Диана не питала иллюзий, поскольку это значило самой выбрать себе одежду. В вопросах моды Галинуча была еще строже, чем мама, и ни за что в жизни не купила бы ей куртку с капюшоном или пару красных вельветовых штанов, как у Приски Пунтони. Еще хуже, няня настаивала на том, чтобы одевать их одинаково, даже если и результат этого был далеко не так однозначен.
Так длилось примерно недели две.
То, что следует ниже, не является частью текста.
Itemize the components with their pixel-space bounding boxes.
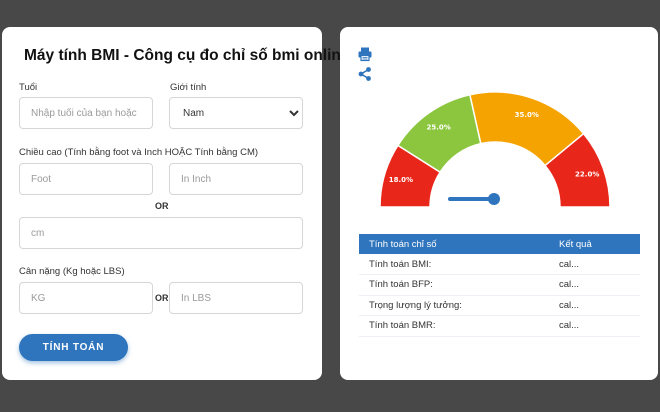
gender-select[interactable]: Nam — [169, 97, 303, 129]
result-value: cal... — [549, 315, 640, 337]
gauge-segment-label: 35.0% — [515, 111, 539, 119]
results-header-row: Tính toán chỉ số Kết quả — [359, 234, 640, 254]
results-header-calc: Tính toán chỉ số — [359, 234, 549, 254]
result-value: cal... — [549, 254, 640, 275]
results-header-result: Kết quả — [549, 234, 640, 254]
gauge-segment-label: 25.0% — [427, 123, 451, 131]
gender-label: Giới tính — [170, 82, 207, 93]
calculate-button[interactable]: TÍNH TOÁN — [19, 334, 128, 361]
table-row: Tính toán BMR: cal... — [359, 315, 640, 337]
result-value: cal... — [549, 274, 640, 296]
weight-label: Cân nặng (Kg hoặc LBS) — [19, 266, 125, 277]
share-icon[interactable] — [357, 66, 373, 82]
height-cm-input[interactable] — [19, 217, 303, 249]
height-label: Chiều cao (Tính bằng foot và Inch HOẶC T… — [19, 147, 259, 158]
results-card: 18.0% 25.0% 35.0% 22.0% Tính toán chỉ số Kế… — [340, 27, 658, 380]
result-name: Tính toán BFP: — [359, 274, 549, 296]
printer-icon[interactable] — [357, 46, 373, 62]
weight-or-label: OR — [155, 293, 169, 303]
results-table: Tính toán chỉ số Kết quả Tính toán BMI: … — [359, 234, 640, 337]
weight-kg-input[interactable] — [19, 282, 153, 314]
gauge-hub — [488, 193, 500, 205]
height-foot-input[interactable] — [19, 163, 153, 195]
height-or-label: OR — [155, 201, 169, 211]
height-inch-input[interactable] — [169, 163, 303, 195]
result-name: Trọng lượng lý tưởng: — [359, 295, 549, 316]
result-value: cal... — [549, 295, 640, 316]
weight-lbs-input[interactable] — [169, 282, 303, 314]
gauge-segment-label: 22.0% — [575, 170, 599, 178]
table-row: Tính toán BMI: cal... — [359, 254, 640, 275]
table-row: Trọng lượng lý tưởng: cal... — [359, 295, 640, 316]
result-name: Tính toán BMR: — [359, 315, 549, 337]
result-name: Tính toán BMI: — [359, 254, 549, 275]
age-label: Tuổi — [19, 82, 38, 93]
bmi-gauge: 18.0% 25.0% 35.0% 22.0% — [379, 91, 611, 208]
gauge-segment-label: 18.0% — [389, 176, 413, 184]
age-input[interactable] — [19, 97, 153, 129]
page-title: Máy tính BMI - Công cụ đo chỉ số bmi onl… — [24, 47, 350, 64]
table-row: Tính toán BFP: cal... — [359, 274, 640, 296]
bmi-form-card: Máy tính BMI - Công cụ đo chỉ số bmi onl… — [2, 27, 350, 380]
Но однажды Командор без какого-либо предупреждения запретил Форике носить наверх подносы с едой и послал Диану передать невестке, что ему глубоко наплевать на то, как она одевается и причесывается, что она может бренчать на своем фортепьяно и распускать сопли сколько ей будет угодно, однако если мадам желает есть, то пусть она соблаговолит спуститься с Олимпа и сядет за стол вместе с ними.
Диана постаралась передать его слова с большей вежливостью, выбросив из них те выражения, которые казались ей совсем уж оскорбительными. В замешательстве и почесывая носком правой туфли левую ногу она переждала, пока не прекратились мамины истерические рыдания, потом обвинения в предательстве в адрес ее и Дзелии, которые «сговорились со злейшим врагом». Она понимала, что на маму не стоит обижаться: та была вне себя от унижения, и Диана даже опасалась, что мама начнет опасную для ее жизни голодную забастовку. Но к обеду Астрид Мартинец-Серра-Таверна (дочери всегда думали о ней со всеми ее тремя фамилиями, когда она вела себя так театрально и напыщенно; и лишь с фамилией ее последнего мужа, когда она, например, отчитывала их или когда они чувствовали ее чужой, чуть ли не врагом), бледная и высокомерная появилась в столовой и заняла предназначенное ей место напротив Командора. Но во время всего обеда она тщательно избегала прямо обращаться к нему. Если ей требовалось что-то сказать, то она прибегала к помощи двух своих посредников:
– Дзелия, спроси у Командора, не передаст ли он мне сыр. Диана, я думаю, что пора замазать щели в окне моей комнаты. Спроси у Командора, не пришлет ли он мне стекольщика?
На старика эти уловки не произвели ровно никакого впечатления. Он отвечал не моргнув глазом, тоже обращаясь то к одной, то к другой внучке. Казалось, что все они играли в испорченный телефон, и если вначале Диана и оцепенела от неожиданности, то Дзелия с удовольствием подхватила эту комедию. Но на следующий день стало ясно, что мама собирается продолжать так и дальше. До каких пор? Не знал никто. Диана потела от напряжения, и ей кусок не шел в горло. Она похудела почти на два килограмма за пятнадцать дней. Дзелия же удвоила свою болтовню, чтобы хоть как-то заполнить непривычное и тяжелое молчание двух взрослых. Командор порой даже прикрикивал на нее:
– Довольно! Теперь пять минут тишины, чтобы прожевать спокойно!
Но было видно, что он нисколько не сердился на малышку. Белокурые волосы и бумажные «чертята» Галинучи, как видно, завоевали еще одну крепость.
В конце концов все привыкли к этому странному способу общения, и, когда девочки по какой-либо причине не ужинали дома, а находились в гостях у родственников или какой-нибудь подружки, то роль посредника при маме и Командоре выполняла няня или Мария Антония.